The amendments to the Electricity Act, 2003, are expected to bring improvements in grid security, efficiency in the distribution sector through separation of carriage and content, rationalisation of tariff and a responsible regulatory framework with the overall objective of sustainable growth of the sector aimed at benefiting consumers. The proposed amendments were circulated by the Ministry of Power in October last year seeking comments.
Opposing the proposed amendments to the Electricity Act, 2003, on the ground that they are aimed at privatisation of power supply in the country, the National Coordination Committee of Electricity Employees and Engineers recently held a massive demonstration in New Delhi. The demonstration was led by veteran trade union leader A.B. Bardhan. Later, members of the NCCOEEE met Minister of State (Independent Charge) for Power, Coal and New and Renewable Energy Piyush Goyal and handed over a memorandum demanding withdrawal of the proposed amendments. The memorandum said the proposed amendments were anti-people and called for a review of the government’s Energy Policy, claiming it was over dependent on the private sector. It pointed out that even though state electricity boards had been dissolved because of losses amounting to Rs.26,000 crore, the cumulative losses of all the distribution companies following the unbundling exceeded Rs.5,00,000 crore.
Drawing attention to the failure of reforms in the power sector, NCCOEEE said state-owned distribution companies suffered huge losses under the urban distribution franchisee system.
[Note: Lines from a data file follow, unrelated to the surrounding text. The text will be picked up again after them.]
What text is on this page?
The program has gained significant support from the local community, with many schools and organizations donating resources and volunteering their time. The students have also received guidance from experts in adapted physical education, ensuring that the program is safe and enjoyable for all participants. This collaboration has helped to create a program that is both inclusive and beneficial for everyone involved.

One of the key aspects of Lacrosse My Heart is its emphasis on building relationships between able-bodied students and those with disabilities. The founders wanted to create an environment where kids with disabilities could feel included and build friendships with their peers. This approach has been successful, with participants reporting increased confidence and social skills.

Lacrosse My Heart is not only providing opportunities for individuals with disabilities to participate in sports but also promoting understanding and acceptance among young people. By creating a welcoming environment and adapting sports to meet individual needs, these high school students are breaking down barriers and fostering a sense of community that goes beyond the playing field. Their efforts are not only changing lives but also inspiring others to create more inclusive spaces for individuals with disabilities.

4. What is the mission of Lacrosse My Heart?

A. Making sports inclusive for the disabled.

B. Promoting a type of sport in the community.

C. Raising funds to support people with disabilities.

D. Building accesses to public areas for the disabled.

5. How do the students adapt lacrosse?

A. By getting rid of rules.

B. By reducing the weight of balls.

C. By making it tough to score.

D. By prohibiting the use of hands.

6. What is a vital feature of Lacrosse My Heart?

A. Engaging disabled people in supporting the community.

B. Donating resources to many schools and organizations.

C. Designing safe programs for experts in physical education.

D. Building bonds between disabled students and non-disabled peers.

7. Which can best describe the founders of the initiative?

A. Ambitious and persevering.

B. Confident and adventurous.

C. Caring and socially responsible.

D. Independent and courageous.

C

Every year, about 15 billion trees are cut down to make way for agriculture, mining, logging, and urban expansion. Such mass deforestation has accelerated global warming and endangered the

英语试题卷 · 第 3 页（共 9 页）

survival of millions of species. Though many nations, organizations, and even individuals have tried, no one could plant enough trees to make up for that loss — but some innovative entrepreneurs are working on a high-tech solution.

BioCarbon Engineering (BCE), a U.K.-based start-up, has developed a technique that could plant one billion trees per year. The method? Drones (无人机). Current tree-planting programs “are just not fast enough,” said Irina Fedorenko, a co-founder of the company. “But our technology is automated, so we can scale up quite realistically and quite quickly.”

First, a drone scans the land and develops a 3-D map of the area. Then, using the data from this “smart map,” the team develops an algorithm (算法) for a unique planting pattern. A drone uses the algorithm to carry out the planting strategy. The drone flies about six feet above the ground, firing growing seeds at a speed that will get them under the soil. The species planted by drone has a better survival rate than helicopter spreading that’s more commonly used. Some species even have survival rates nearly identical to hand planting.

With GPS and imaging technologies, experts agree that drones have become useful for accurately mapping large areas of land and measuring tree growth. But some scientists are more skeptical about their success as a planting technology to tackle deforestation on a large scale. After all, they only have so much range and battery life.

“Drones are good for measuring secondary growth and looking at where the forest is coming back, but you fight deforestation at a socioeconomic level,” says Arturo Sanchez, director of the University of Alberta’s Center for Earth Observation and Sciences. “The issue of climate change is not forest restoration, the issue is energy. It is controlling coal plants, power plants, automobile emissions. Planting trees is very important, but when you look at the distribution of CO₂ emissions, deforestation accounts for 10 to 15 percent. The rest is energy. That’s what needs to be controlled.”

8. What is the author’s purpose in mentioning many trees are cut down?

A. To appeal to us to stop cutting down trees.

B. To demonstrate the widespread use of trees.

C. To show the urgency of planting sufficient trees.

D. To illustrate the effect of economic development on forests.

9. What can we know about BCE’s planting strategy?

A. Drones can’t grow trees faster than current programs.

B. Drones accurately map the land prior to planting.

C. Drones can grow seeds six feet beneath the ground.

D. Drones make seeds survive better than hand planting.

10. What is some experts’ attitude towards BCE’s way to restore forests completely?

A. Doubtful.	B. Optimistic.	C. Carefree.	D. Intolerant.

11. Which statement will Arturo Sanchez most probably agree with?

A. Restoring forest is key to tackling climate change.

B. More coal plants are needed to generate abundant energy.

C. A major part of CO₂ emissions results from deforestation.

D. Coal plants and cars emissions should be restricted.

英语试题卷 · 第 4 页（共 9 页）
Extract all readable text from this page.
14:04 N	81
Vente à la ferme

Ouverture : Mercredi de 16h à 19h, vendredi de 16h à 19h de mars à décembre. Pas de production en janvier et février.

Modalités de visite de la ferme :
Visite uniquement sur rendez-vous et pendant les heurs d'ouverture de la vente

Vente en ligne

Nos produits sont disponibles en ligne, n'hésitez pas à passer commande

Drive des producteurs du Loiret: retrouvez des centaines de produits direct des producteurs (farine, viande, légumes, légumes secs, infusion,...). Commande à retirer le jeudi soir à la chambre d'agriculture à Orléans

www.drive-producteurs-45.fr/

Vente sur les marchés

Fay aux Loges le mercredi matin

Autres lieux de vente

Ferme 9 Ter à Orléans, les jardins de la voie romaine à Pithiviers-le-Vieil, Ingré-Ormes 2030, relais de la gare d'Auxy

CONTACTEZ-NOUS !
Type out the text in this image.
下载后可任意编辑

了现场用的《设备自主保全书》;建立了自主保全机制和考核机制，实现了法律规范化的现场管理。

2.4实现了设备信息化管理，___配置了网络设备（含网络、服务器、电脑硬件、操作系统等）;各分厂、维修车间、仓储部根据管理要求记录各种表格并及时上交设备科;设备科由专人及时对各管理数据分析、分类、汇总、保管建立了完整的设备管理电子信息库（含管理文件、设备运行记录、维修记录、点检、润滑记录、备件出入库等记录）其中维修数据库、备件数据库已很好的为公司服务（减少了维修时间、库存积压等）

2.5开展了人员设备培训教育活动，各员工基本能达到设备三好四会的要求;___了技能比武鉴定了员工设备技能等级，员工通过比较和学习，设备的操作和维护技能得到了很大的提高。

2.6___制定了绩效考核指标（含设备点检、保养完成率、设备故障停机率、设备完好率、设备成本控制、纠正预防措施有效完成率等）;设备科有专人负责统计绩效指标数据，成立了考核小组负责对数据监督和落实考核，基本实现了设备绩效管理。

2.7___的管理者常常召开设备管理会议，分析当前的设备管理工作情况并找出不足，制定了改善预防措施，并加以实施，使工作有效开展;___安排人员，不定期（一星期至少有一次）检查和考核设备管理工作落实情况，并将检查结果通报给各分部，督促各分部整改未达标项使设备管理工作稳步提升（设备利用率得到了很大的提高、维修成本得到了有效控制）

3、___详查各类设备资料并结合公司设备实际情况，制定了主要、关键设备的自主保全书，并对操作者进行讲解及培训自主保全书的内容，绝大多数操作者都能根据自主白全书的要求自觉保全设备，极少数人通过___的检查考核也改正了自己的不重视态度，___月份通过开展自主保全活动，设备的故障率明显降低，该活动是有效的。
The distribution companies were required to sell power to the franchisee at rates much lower than the actual cost of purchasing power, it said.
The memorandum by NCCOEEE also objected to the tariff revisions being allowed after bidding in case of Ultra Mega Power Projects owned by private companies. It emphasised that unbundling, privatisation and adoption of the franchisee system in generation, transmission and distribution needed to come to a halt till the time a review of the Energy Policy was carried out. It sought mandatory CAG audit of all private companies engaged in the sector.
Distribution of electricity is a licensed activity in India. As per provisions of section 14 of the Electricity Act, 2003, the State Electricity Regulatory Commissions have power to grant licenses for distribution. The distribution companies in states are answerable to respective SERCs for all license related activities. The Centre has no direct role in functioning of distribution companies.
This is an unreasonable and anti people demand by the NCCOEEE that deserves to be condemned or ignored. Even the Rs.5 lakh crore cumulative losses are due to the Discoms which are State Owned SEBs in company form. This only shows Corporatisation has failed and electricity sector needs privatisation. Delhi experiment proves the point. Once they are privatized, the losses will belong to the private companies and will not be funded by the taxpayer. It is misleading to suggest that all the losses are due to franchising, which accounts for a miniscule portion of SEB operation (to my mind only one in Maharashtra). Electricity can be divided into market good and social good. Market electricity should be privatised in cities and towns. Social electricity can be kept for rural areas, and can be kept with State Electricity Boards.